Anticonvulsant Agents for the Management of Benzodiazepine Dependence
Tipo de documentoarticle
Área/s de conocimientoPsicología
Introduction Chronic use of Benzodiazepines (BZDs) can lead to tolerance and dependence, as indicated by a BZD Withdrawal Syndrome (BWS). In general, it is preferred a gradual than an abrupt tapering of BZDs as a first step in the treatment of BZD Dependence (BD). In addition, a great variety of agents have been used as adjuvant medication for BD. Recently, research has focused in the use of Anticonvulsant (AC) drugs. The aim of this article is to review the use of AC in the management of BWS and BD. Methods MEDLINE and the Cochrane were searched, selecting studies from 1980 until 2014, in which a pharmacological intervention with classic and new AC was made for discontinuing long-term BZD use.

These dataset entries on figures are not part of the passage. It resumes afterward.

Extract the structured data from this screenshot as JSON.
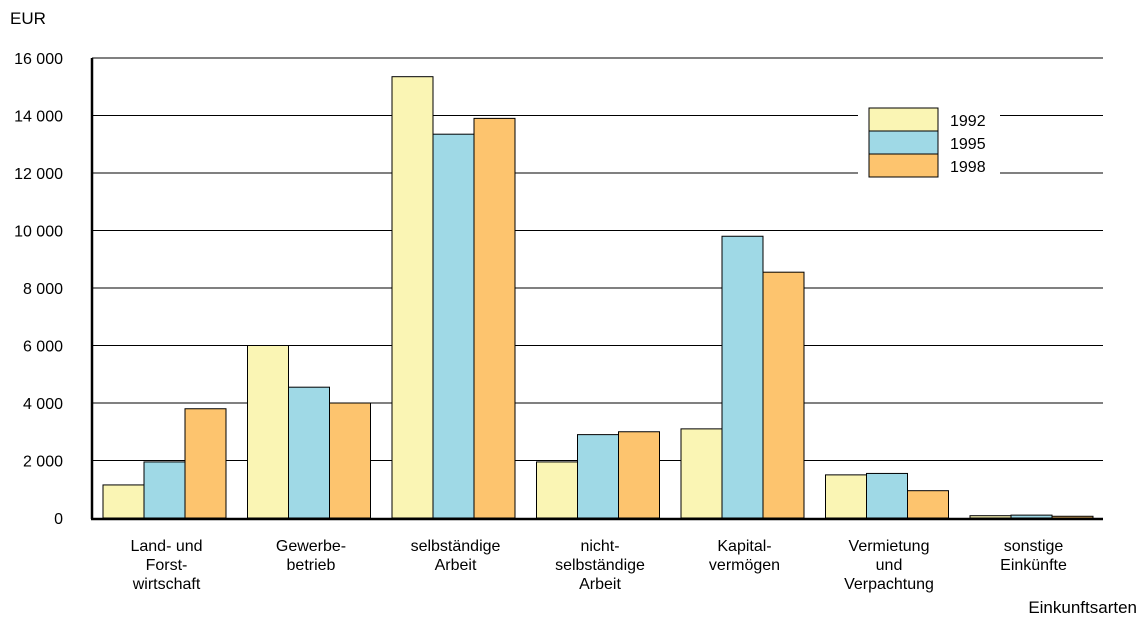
{
  "chart_data": {
    "type": "bar",
    "title": "",
    "ylabel": "EUR",
    "xlabel": "Einkunftsarten",
    "ylim": [
      0,
      16000
    ],
    "yticks": [
      0,
      2000,
      4000,
      6000,
      8000,
      10000,
      12000,
      14000,
      16000
    ],
    "ytick_labels": [
      "0",
      "2 000",
      "4 000",
      "6 000",
      "8 000",
      "10 000",
      "12 000",
      "14 000",
      "16 000"
    ],
    "grid": true,
    "legend_position": "top-right",
    "categories": [
      [
        "Land- und",
        "Forst-",
        "wirtschaft"
      ],
      [
        "Gewerbe-",
        "betrieb"
      ],
      [
        "selbständige",
        "Arbeit"
      ],
      [
        "nicht-",
        "selbständige",
        "Arbeit"
      ],
      [
        "Kapital-",
        "vermögen"
      ],
      [
        "Vermietung",
        "und",
        "Verpachtung"
      ],
      [
        "sonstige",
        "Einkünfte"
      ]
    ],
    "series": [
      {
        "name": "1992",
        "color": "#faf5b4",
        "values": [
          1150,
          6000,
          15350,
          1950,
          3100,
          1500,
          80
        ]
      },
      {
        "name": "1995",
        "color": "#9fd9e6",
        "values": [
          1950,
          4550,
          13350,
          2900,
          9800,
          1550,
          100
        ]
      },
      {
        "name": "1998",
        "color": "#fdc46e",
        "values": [
          3800,
          4000,
          13900,
          3000,
          8550,
          950,
          60
        ]
      }
    ]
  }
}
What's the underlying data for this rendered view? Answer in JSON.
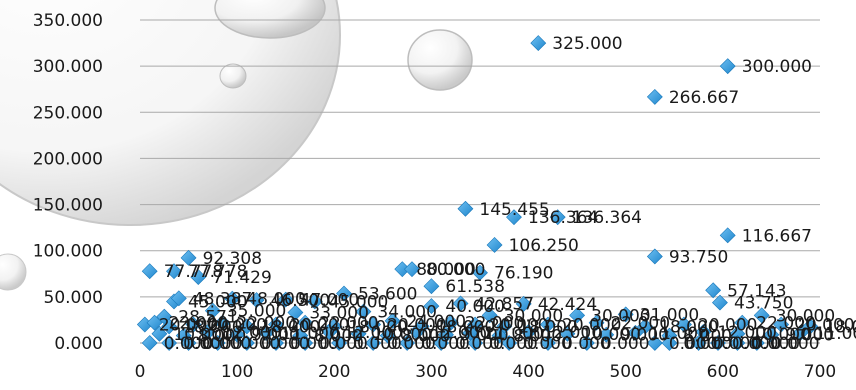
{
  "chart_data": {
    "type": "scatter",
    "title": "",
    "xlabel": "",
    "ylabel": "",
    "xlim": [
      0,
      700
    ],
    "ylim": [
      0,
      350
    ],
    "x_ticks": [
      "0",
      "100",
      "200",
      "300",
      "400",
      "500",
      "600",
      "700"
    ],
    "y_ticks": [
      "0.000",
      "50.000",
      "100.000",
      "150.000",
      "200.000",
      "250.000",
      "300.000",
      "350.000"
    ],
    "grid": "horizontal",
    "legend": "none",
    "marker_color": "#2e9bdc",
    "marker_shape": "diamond",
    "points": [
      {
        "x": 410,
        "y": 325.0,
        "label": "325.000"
      },
      {
        "x": 605,
        "y": 300.0,
        "label": "300.000"
      },
      {
        "x": 530,
        "y": 266.667,
        "label": "266.667"
      },
      {
        "x": 335,
        "y": 145.455,
        "label": "145.455"
      },
      {
        "x": 385,
        "y": 136.364,
        "label": "136.364"
      },
      {
        "x": 430,
        "y": 136.364,
        "label": "136.364"
      },
      {
        "x": 605,
        "y": 116.667,
        "label": "116.667"
      },
      {
        "x": 365,
        "y": 106.25,
        "label": "106.250"
      },
      {
        "x": 530,
        "y": 93.75,
        "label": "93.750"
      },
      {
        "x": 50,
        "y": 92.308,
        "label": "92.308"
      },
      {
        "x": 10,
        "y": 77.778,
        "label": "77.778"
      },
      {
        "x": 35,
        "y": 77.778,
        "label": "77.778"
      },
      {
        "x": 270,
        "y": 80.0,
        "label": "80.000"
      },
      {
        "x": 280,
        "y": 80.0,
        "label": "80.000"
      },
      {
        "x": 350,
        "y": 76.19,
        "label": "76.190"
      },
      {
        "x": 60,
        "y": 71.429,
        "label": "71.429"
      },
      {
        "x": 300,
        "y": 61.538,
        "label": "61.538"
      },
      {
        "x": 590,
        "y": 57.143,
        "label": "57.143"
      },
      {
        "x": 210,
        "y": 53.6,
        "label": "53.600"
      },
      {
        "x": 597,
        "y": 43.75,
        "label": "43.750"
      },
      {
        "x": 395,
        "y": 42.424,
        "label": "42.424"
      },
      {
        "x": 330,
        "y": 42.857,
        "label": "42.857"
      },
      {
        "x": 35,
        "y": 45.0,
        "label": "45.000"
      },
      {
        "x": 40,
        "y": 48.387,
        "label": "48.387"
      },
      {
        "x": 95,
        "y": 48.0,
        "label": "48.000"
      },
      {
        "x": 120,
        "y": 46.5,
        "label": "46.500"
      },
      {
        "x": 150,
        "y": 47.0,
        "label": "47.000"
      },
      {
        "x": 180,
        "y": 45.0,
        "label": "45.000"
      },
      {
        "x": 25,
        "y": 28.571,
        "label": "28.571"
      },
      {
        "x": 75,
        "y": 35.0,
        "label": "35.000"
      },
      {
        "x": 160,
        "y": 33.0,
        "label": "33.000"
      },
      {
        "x": 230,
        "y": 34.0,
        "label": "34.000"
      },
      {
        "x": 300,
        "y": 40.0,
        "label": "40.000"
      },
      {
        "x": 360,
        "y": 30.0,
        "label": "30.000"
      },
      {
        "x": 450,
        "y": 30.0,
        "label": "30.000"
      },
      {
        "x": 500,
        "y": 31.0,
        "label": "31.000"
      },
      {
        "x": 640,
        "y": 30.0,
        "label": "30.000"
      },
      {
        "x": 5,
        "y": 20.0,
        "label": "20.000"
      },
      {
        "x": 15,
        "y": 22.0,
        "label": "22.000"
      },
      {
        "x": 30,
        "y": 18.0,
        "label": "18.000"
      },
      {
        "x": 55,
        "y": 20.0,
        "label": "20.000"
      },
      {
        "x": 85,
        "y": 22.0,
        "label": "22.000"
      },
      {
        "x": 110,
        "y": 18.0,
        "label": "18.000"
      },
      {
        "x": 140,
        "y": 20.0,
        "label": "20.000"
      },
      {
        "x": 170,
        "y": 22.0,
        "label": "22.000"
      },
      {
        "x": 200,
        "y": 18.0,
        "label": "18.000"
      },
      {
        "x": 240,
        "y": 20.0,
        "label": "20.000"
      },
      {
        "x": 260,
        "y": 24.0,
        "label": "24.000"
      },
      {
        "x": 290,
        "y": 18.0,
        "label": "18.000"
      },
      {
        "x": 320,
        "y": 22.0,
        "label": "22.000"
      },
      {
        "x": 345,
        "y": 20.0,
        "label": "20.000"
      },
      {
        "x": 375,
        "y": 18.0,
        "label": "18.000"
      },
      {
        "x": 420,
        "y": 20.0,
        "label": "20.000"
      },
      {
        "x": 470,
        "y": 22.0,
        "label": "22.000"
      },
      {
        "x": 520,
        "y": 18.0,
        "label": "18.000"
      },
      {
        "x": 560,
        "y": 20.0,
        "label": "20.000"
      },
      {
        "x": 620,
        "y": 22.0,
        "label": "22.000"
      },
      {
        "x": 660,
        "y": 20.0,
        "label": "20.000"
      },
      {
        "x": 690,
        "y": 18.0,
        "label": "18.000"
      },
      {
        "x": 20,
        "y": 10.0,
        "label": "10.000"
      },
      {
        "x": 45,
        "y": 8.0,
        "label": "8.000"
      },
      {
        "x": 70,
        "y": 12.0,
        "label": "12.000"
      },
      {
        "x": 100,
        "y": 9.0,
        "label": "9.000"
      },
      {
        "x": 130,
        "y": 11.0,
        "label": "11.000"
      },
      {
        "x": 165,
        "y": 8.0,
        "label": "8.000"
      },
      {
        "x": 195,
        "y": 12.0,
        "label": "12.000"
      },
      {
        "x": 225,
        "y": 10.0,
        "label": "10.000"
      },
      {
        "x": 255,
        "y": 8.0,
        "label": "8.000"
      },
      {
        "x": 285,
        "y": 12.0,
        "label": "12.000"
      },
      {
        "x": 315,
        "y": 9.0,
        "label": "9.000"
      },
      {
        "x": 340,
        "y": 11.0,
        "label": "11.000"
      },
      {
        "x": 370,
        "y": 8.0,
        "label": "8.000"
      },
      {
        "x": 400,
        "y": 12.0,
        "label": "12.000"
      },
      {
        "x": 440,
        "y": 10.0,
        "label": "10.000"
      },
      {
        "x": 480,
        "y": 9.0,
        "label": "9.000"
      },
      {
        "x": 510,
        "y": 11.0,
        "label": "11.000"
      },
      {
        "x": 545,
        "y": 8.0,
        "label": "8.000"
      },
      {
        "x": 580,
        "y": 12.0,
        "label": "12.000"
      },
      {
        "x": 615,
        "y": 10.0,
        "label": "10.000"
      },
      {
        "x": 650,
        "y": 9.0,
        "label": "9.000"
      },
      {
        "x": 680,
        "y": 11.0,
        "label": "11.000"
      },
      {
        "x": 10,
        "y": 0.0,
        "label": "0.000"
      },
      {
        "x": 30,
        "y": 0.0,
        "label": "0.000"
      },
      {
        "x": 50,
        "y": 0.0,
        "label": "0.000"
      },
      {
        "x": 80,
        "y": 0.0,
        "label": "0.000"
      },
      {
        "x": 110,
        "y": 0.0,
        "label": "0.000"
      },
      {
        "x": 140,
        "y": 0.0,
        "label": "0.000"
      },
      {
        "x": 170,
        "y": 0.0,
        "label": "0.000"
      },
      {
        "x": 205,
        "y": 0.0,
        "label": "0.000"
      },
      {
        "x": 240,
        "y": 0.0,
        "label": "0.000"
      },
      {
        "x": 275,
        "y": 0.0,
        "label": "0.000"
      },
      {
        "x": 310,
        "y": 0.0,
        "label": "0.000"
      },
      {
        "x": 345,
        "y": 0.0,
        "label": "0.000"
      },
      {
        "x": 380,
        "y": 0.0,
        "label": "0.000"
      },
      {
        "x": 420,
        "y": 0.0,
        "label": "0.000"
      },
      {
        "x": 460,
        "y": 0.0,
        "label": "0.000"
      },
      {
        "x": 530,
        "y": 0.0,
        "label": "0.000"
      },
      {
        "x": 545,
        "y": 0.0,
        "label": "0.000"
      },
      {
        "x": 575,
        "y": 0.0,
        "label": "0.000"
      },
      {
        "x": 595,
        "y": 0.0,
        "label": "0.000"
      },
      {
        "x": 615,
        "y": 0.0,
        "label": "0.000"
      },
      {
        "x": 635,
        "y": 0.0,
        "label": "0.000"
      }
    ]
  }
}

Results In regard to classic AC, there were identified 10 studies related to carbamazepine and 4 studies related to valproate. On one hand, whereas there is a great body of research involving carbamazepine and there is a consensus about its efficacy for discontinuing long-term BZD use, especially in terms of improving drug-free outcomes, there have been brought inconclusive results in regard to valproate. On the other hand, studies identified of the new AC are as follows: 2 for gabapentin, 2 for oxcarbazepine, 2 for pregabalin, 1 for tigabine and 2 for topiramate. With the exception of pregabalin, only small studies and cases report have been conducted for most of the new AC. Pregabalin has demonstrated to be effective in the treatment of BD and BWS, exerting its beneficial action by reducing the severity of withdrawal and anxiety symptoms. Conclusion To date, among AC agents, only carbamazepine and pregabalin can be considered as augmentation alternatives for the treatment of long-term BZD use. Further randomized, double-blind, placebo-controlled studies are necessary to increase the knowledge to support the use of AC for the treatment of BD and BWS.